After the f32 baseline we repeat the same training run with an Axon
mixed-precision policy (bf16 compute, f32 params). This is the
canonical recipe Emily.MixedPrecision is built around — halve the
activation memory, keep the master weights in f32 for stable optimizer
updates.
Loading the dataset
scidata caches the ~11 MB MNIST archive at ~/Library/Caches/scidata
on macOS, so this step is a no-op after the first run.
batch_size = 128
images = fn {bin, type, shape} ->
bin
|> Nx.from_binary(type)
|> Nx.reshape(shape)
|> Nx.reshape({elem(shape, 0), 784})
|> Nx.divide(255.0)
end
labels = fn {bin, type, shape} ->
bin
|> Nx.from_binary(type)
|> Nx.reshape(shape)
|> Nx.new_axis(-1)
|> Nx.equal(Nx.iota({1, 10}))
end
{train_images_raw, train_labels_raw} = Scidata.MNIST.download()

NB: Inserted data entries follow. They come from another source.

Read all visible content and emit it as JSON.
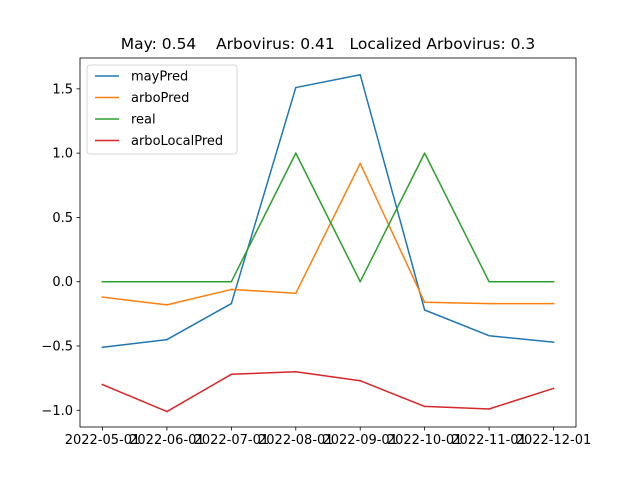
{
  "chart_data": {
    "type": "line",
    "title": "May: 0.54    Arbovirus: 0.41   Localized Arbovirus: 0.3",
    "xlabel": "",
    "ylabel": "",
    "categories": [
      "2022-05-01",
      "2022-06-01",
      "2022-07-01",
      "2022-08-01",
      "2022-09-01",
      "2022-10-01",
      "2022-11-01",
      "2022-12-01"
    ],
    "ylim": [
      -1.13,
      1.74
    ],
    "yticks": [
      -1.0,
      -0.5,
      0.0,
      0.5,
      1.0,
      1.5
    ],
    "ytick_labels": [
      "−1.0",
      "−0.5",
      "0.0",
      "0.5",
      "1.0",
      "1.5"
    ],
    "grid": false,
    "legend_position": "upper-left",
    "series": [
      {
        "name": "mayPred",
        "color": "#1f77b4",
        "values": [
          -0.51,
          -0.45,
          -0.17,
          1.51,
          1.61,
          -0.22,
          -0.42,
          -0.47
        ]
      },
      {
        "name": "arboPred",
        "color": "#ff7f0e",
        "values": [
          -0.12,
          -0.18,
          -0.06,
          -0.09,
          0.92,
          -0.16,
          -0.17,
          -0.17
        ]
      },
      {
        "name": "real",
        "color": "#2ca02c",
        "values": [
          0,
          0,
          0,
          1,
          0,
          1,
          0,
          0
        ]
      },
      {
        "name": "arboLocalPred",
        "color": "#d62728",
        "values": [
          -0.8,
          -1.01,
          -0.72,
          -0.7,
          -0.77,
          -0.97,
          -0.99,
          -0.83
        ]
      }
    ]
  }
}
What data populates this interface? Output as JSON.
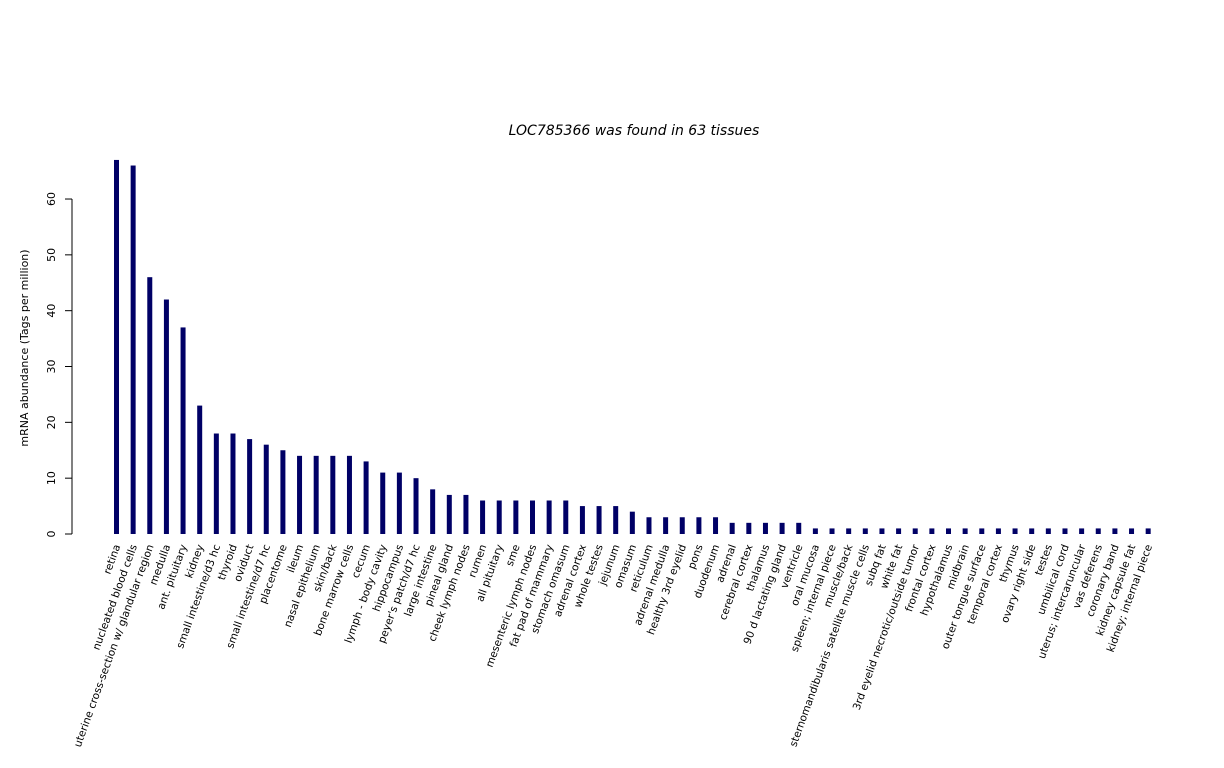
{
  "chart_data": {
    "type": "bar",
    "title": "LOC785366  was found in  63  tissues",
    "ylabel": "mRNA abundance (Tags per million)",
    "xlabel": "",
    "ylim": [
      0,
      67
    ],
    "yticks": [
      0,
      10,
      20,
      30,
      40,
      50,
      60
    ],
    "bar_color": "#000066",
    "grid": false,
    "categories": [
      "retina",
      "nucleated blood cells",
      "uterine cross-section w/ glandular region",
      "medulla",
      "ant. pituitary",
      "kidney",
      "small intestine/d3 hc",
      "thyroid",
      "oviduct",
      "small intestine/d7 hc",
      "placentome",
      "ileum",
      "nasal epithelium",
      "skin/back",
      "bone marrow cells",
      "cecum",
      "lymph - body cavity",
      "hippocampus",
      "peyer's patch/d7 hc",
      "large intestine",
      "pineal gland",
      "cheek lymph nodes",
      "rumen",
      "all pituitary",
      "sme",
      "mesenteric lymph nodes",
      "fat pad of mammary",
      "stomach omasum",
      "adrenal cortex",
      "whole testes",
      "jejunum",
      "omasum",
      "reticulum",
      "adrenal medulla",
      "healthy 3rd eyelid",
      "pons",
      "duodenum",
      "adrenal",
      "cerebral cortex",
      "thalamus",
      "90 d lactating gland",
      "ventricle",
      "oral mucosa",
      "spleen; internal piece",
      "muscle/back",
      "sternomandibularis satellite muscle cells",
      "subq fat",
      "white fat",
      "3rd eyelid necrotic/outside tumor",
      "frontal cortex",
      "hypothalamus",
      "midbrain",
      "outer tongue surface",
      "temporal cortex",
      "thymus",
      "ovary right side",
      "testes",
      "umbilical cord",
      "uterus; intercaruncular",
      "vas deferens",
      "coronary band",
      "kidney capsule fat",
      "kidney; internal piece"
    ],
    "values": [
      67,
      66,
      46,
      42,
      37,
      23,
      18,
      18,
      17,
      16,
      15,
      14,
      14,
      14,
      14,
      13,
      11,
      11,
      10,
      8,
      7,
      7,
      6,
      6,
      6,
      6,
      6,
      6,
      5,
      5,
      5,
      4,
      3,
      3,
      3,
      3,
      3,
      2,
      2,
      2,
      2,
      2,
      1,
      1,
      1,
      1,
      1,
      1,
      1,
      1,
      1,
      1,
      1,
      1,
      1,
      1,
      1,
      1,
      1,
      1,
      1,
      1,
      1
    ]
  }
}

{test_images_raw, test_labels_raw} = Scidata.MNIST.download_test()
train_batches =
Stream.zip(
images.(train_images_raw) |> Nx.to_batched(batch_size),
labels.(train_labels_raw) |> Nx.to_batched(batch_size)
)
test_images = images.(test_images_raw)
test_labels = labels.(test_labels_raw)Pixels are normalised into [0.0, 1.0] and labels are one-hot encoded
so Axon.Loop.trainer/2 can use :categorical_cross_entropy
directly.
Defining the model
A two-layer MLP — small enough that five epochs easily clear 96% test accuracy, large enough to exercise the backward pass through two dense kernels plus a softmax.
model =
Axon.input("input", shape: {nil, 784})
|> Axon.dense(128, activation: :relu)
|> Axon.dense(10, activation: :softmax)
Axon.Display.as_graph(model, Nx.template({1, 784}, :f32))Training
trained_state =
model
|> Axon.Loop.trainer(:categorical_cross_entropy, :adam)

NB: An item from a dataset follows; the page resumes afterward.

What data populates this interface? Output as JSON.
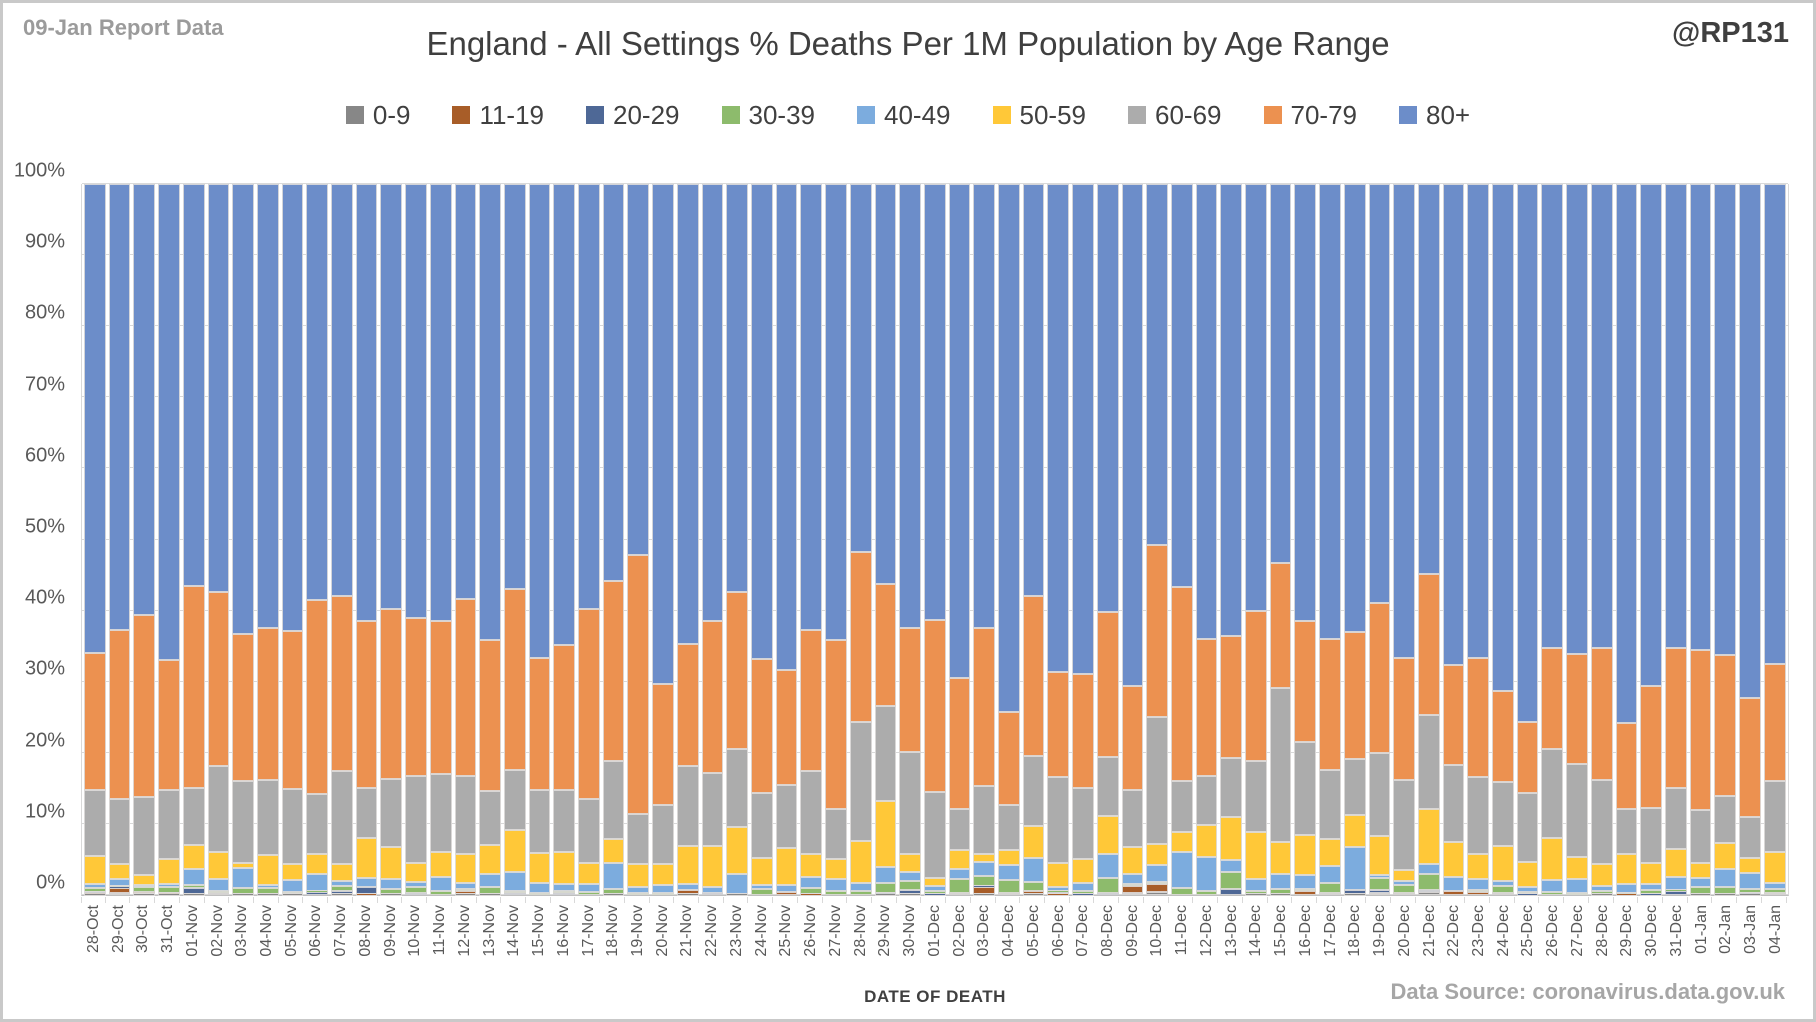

|> Axon.Loop.run(train_batches, %{},
epochs: 5,
compiler: Emily.Compiler
)Axon.Loop.run accepts compiler: Emily.Compiler the same way
Nx.Serving.run does. Each step's forward pass, loss, gradient, and
Adam update all become MLX ops. Five epochs over 60k examples runs
in tens of seconds on Apple Silicon.
Evaluating
evaluate = fn state ->
logits = Axon.predict(model, state, test_images, compiler: Emily.Compiler)
predicted = Nx.argmax(logits, axis: -1)
actual = Nx.argmax(test_labels, axis: -1)

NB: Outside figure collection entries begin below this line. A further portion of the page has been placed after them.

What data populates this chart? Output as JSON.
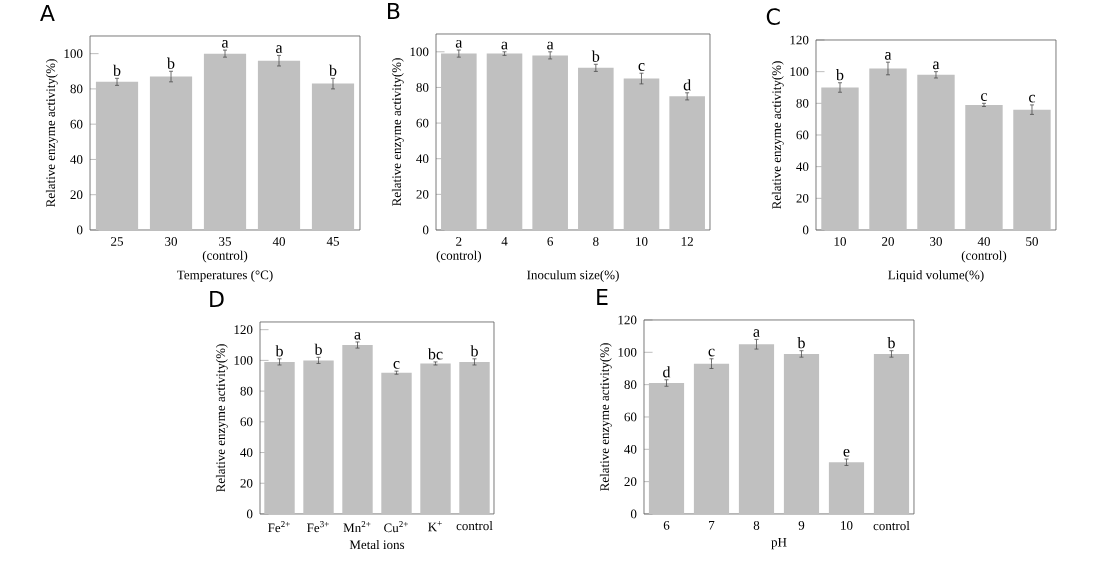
{
  "chart_data": [
    {
      "type": "bar",
      "title": "A",
      "xlabel": "Temperatures (°C)",
      "ylabel": "Relative enzyme activity(%)",
      "categories": [
        "25",
        "30",
        "35 (control)",
        "40",
        "45"
      ],
      "values": [
        84,
        87,
        100,
        96,
        83
      ],
      "errors": [
        2,
        3,
        2,
        3,
        3
      ],
      "color": "#c0c0c0",
      "ylim": [
        0,
        110
      ],
      "yticks": [
        0,
        20,
        40,
        60,
        80,
        100
      ],
      "annotations": [
        {
          "text": "b",
          "x": "25",
          "y": 86
        },
        {
          "text": "b",
          "x": "30",
          "y": 90
        },
        {
          "text": "a",
          "x": "35 (control)",
          "y": 102
        },
        {
          "text": "a",
          "x": "40",
          "y": 99
        },
        {
          "text": "b",
          "x": "45",
          "y": 86
        }
      ]
    },
    {
      "type": "bar",
      "title": "B",
      "xlabel": "Inoculum size(%)",
      "ylabel": "Relative enzyme activity(%)",
      "categories": [
        "2 (control)",
        "4",
        "6",
        "8",
        "10",
        "12"
      ],
      "values": [
        99,
        99,
        98,
        91,
        85,
        75
      ],
      "errors": [
        2,
        1,
        2,
        2,
        3,
        2
      ],
      "color": "#c0c0c0",
      "ylim": [
        0,
        110
      ],
      "yticks": [
        0,
        20,
        40,
        60,
        80,
        100
      ],
      "annotations": [
        {
          "text": "a",
          "x": "2 (control)",
          "y": 101
        },
        {
          "text": "a",
          "x": "4",
          "y": 100
        },
        {
          "text": "a",
          "x": "6",
          "y": 100
        },
        {
          "text": "b",
          "x": "8",
          "y": 93
        },
        {
          "text": "c",
          "x": "10",
          "y": 88
        },
        {
          "text": "d",
          "x": "12",
          "y": 77
        }
      ]
    },
    {
      "type": "bar",
      "title": "C",
      "xlabel": "Liquid volume(%)",
      "ylabel": "Relative enzyme activity(%)",
      "categories": [
        "10",
        "20",
        "30",
        "40 (control)",
        "50"
      ],
      "values": [
        90,
        102,
        98,
        79,
        76
      ],
      "errors": [
        3,
        4,
        2,
        1,
        3
      ],
      "color": "#c0c0c0",
      "ylim": [
        0,
        120
      ],
      "yticks": [
        0,
        20,
        40,
        60,
        80,
        100,
        120
      ],
      "annotations": [
        {
          "text": "b",
          "x": "10",
          "y": 93
        },
        {
          "text": "a",
          "x": "20",
          "y": 106
        },
        {
          "text": "a",
          "x": "30",
          "y": 100
        },
        {
          "text": "c",
          "x": "40 (control)",
          "y": 80
        },
        {
          "text": "c",
          "x": "50",
          "y": 79
        }
      ]
    },
    {
      "type": "bar",
      "title": "D",
      "xlabel": "Metal ions",
      "ylabel": "Relative enzyme activity(%)",
      "categories": [
        "Fe$^{2+}$",
        "Fe$^{3+}$",
        "Mn$^{2+}$",
        "Cu$^{2+}$",
        "K$^{+}$",
        "control"
      ],
      "values": [
        99,
        100,
        110,
        92,
        98,
        99
      ],
      "errors": [
        2,
        2,
        2,
        1,
        1,
        2
      ],
      "color": "#c0c0c0",
      "ylim": [
        0,
        125
      ],
      "yticks": [
        0,
        20,
        40,
        60,
        80,
        100,
        120
      ],
      "annotations": [
        {
          "text": "b",
          "x": "Fe$^{2+}$",
          "y": 101
        },
        {
          "text": "b",
          "x": "Fe$^{3+}$",
          "y": 102
        },
        {
          "text": "a",
          "x": "Mn$^{2+}$",
          "y": 112
        },
        {
          "text": "c",
          "x": "Cu$^{2+}$",
          "y": 93
        },
        {
          "text": "bc",
          "x": "K$^{+}$",
          "y": 99
        },
        {
          "text": "b",
          "x": "control",
          "y": 101
        }
      ]
    },
    {
      "type": "bar",
      "title": "E",
      "xlabel": "pH",
      "ylabel": "Relative enzyme activity(%)",
      "categories": [
        "6",
        "7",
        "8",
        "9",
        "10",
        "control"
      ],
      "values": [
        81,
        93,
        105,
        99,
        32,
        99
      ],
      "errors": [
        2,
        3,
        3,
        2,
        2,
        2
      ],
      "color": "#c0c0c0",
      "ylim": [
        0,
        120
      ],
      "yticks": [
        0,
        20,
        40,
        60,
        80,
        100,
        120
      ],
      "annotations": [
        {
          "text": "d",
          "x": "6",
          "y": 83
        },
        {
          "text": "c",
          "x": "7",
          "y": 96
        },
        {
          "text": "a",
          "x": "8",
          "y": 108
        },
        {
          "text": "b",
          "x": "9",
          "y": 101
        },
        {
          "text": "e",
          "x": "10",
          "y": 34
        },
        {
          "text": "b",
          "x": "control",
          "y": 101
        }
      ]
    }
  ]
}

Nx.mean(Nx.equal(predicted, actual))
|> Nx.backend_transfer(Nx.BinaryBackend)
|> Nx.to_number()
end
accuracy = evaluate.(trained_state)
IO.puts("f32 test accuracy: #{Float.round(accuracy * 100, 2)}%")Expect >96%. The :training_full canary at
test/emily/training/mnist_full_test.exs asserts exactly this
threshold for regression purposes.
Mixed-precision training
Axon's MixedPrecision policy casts every parameter to the compute
dtype on the forward pass while keeping the master copy in params
dtype for the optimizer. The policy below mirrors the bf16 recipe
documented in Emily.MixedPrecision.
policy =
Axon.MixedPrecision.create_policy(
params: {:f, 32},
compute: {:bf, 16},
output: {:f, 32}
)
bf16_model =
Axon.input("input", shape: {nil, 784})
|> Axon.dense(128, activation: :relu)
|> Axon.dense(10, activation: :softmax)
|> Axon.MixedPrecision.apply_policy(policy)
bf16_state =
bf16_model
|> Axon.Loop.trainer(:categorical_cross_entropy, :adam)
|> Axon.Loop.run(train_batches, %{},
epochs: 5,
compiler: Emily.Compiler
)
bf16_accuracy = evaluate.(bf16_state)
IO.puts("bf16 test accuracy: #{Float.round(bf16_accuracy * 100, 2)}%")bf16 should land within ~0.5% of the f32 baseline. On this architecture the memory saving is modest — on a real transformer block with much larger activations, the win compounds.
For a fully manual mixed-precision loop (dynamic loss scaling,
explicit overflow detection, hand-rolled optimizer step),
Emily.MixedPrecision exposes cast_params/2, scale_loss/2,
unscale/2, and an LossScaler struct — see its @moduledoc for
the worked example.
Telemetry
Emily emits a span at each evaluation boundary. The same pattern from
the DistilBERT notebook applies here — attach on [:emily, :eval, :stop] to log per-batch timing, or on [:emily, :fallback, :stop] to
spot any op that routed through Nx.BinaryBackend. See
Emily.Telemetry for the full event catalogue.
Next steps
- Swap the MLP for the LeNet-style CNN in
test/emily/training/mnist_cnn_full_test.exsto exercise MLX's conv and window-pool ops through the backward pass. - Drop
compiler: Emily.Compilerto see the same loop run onNx.BinaryBackend— useful for A/B numerics checks against a reference backend.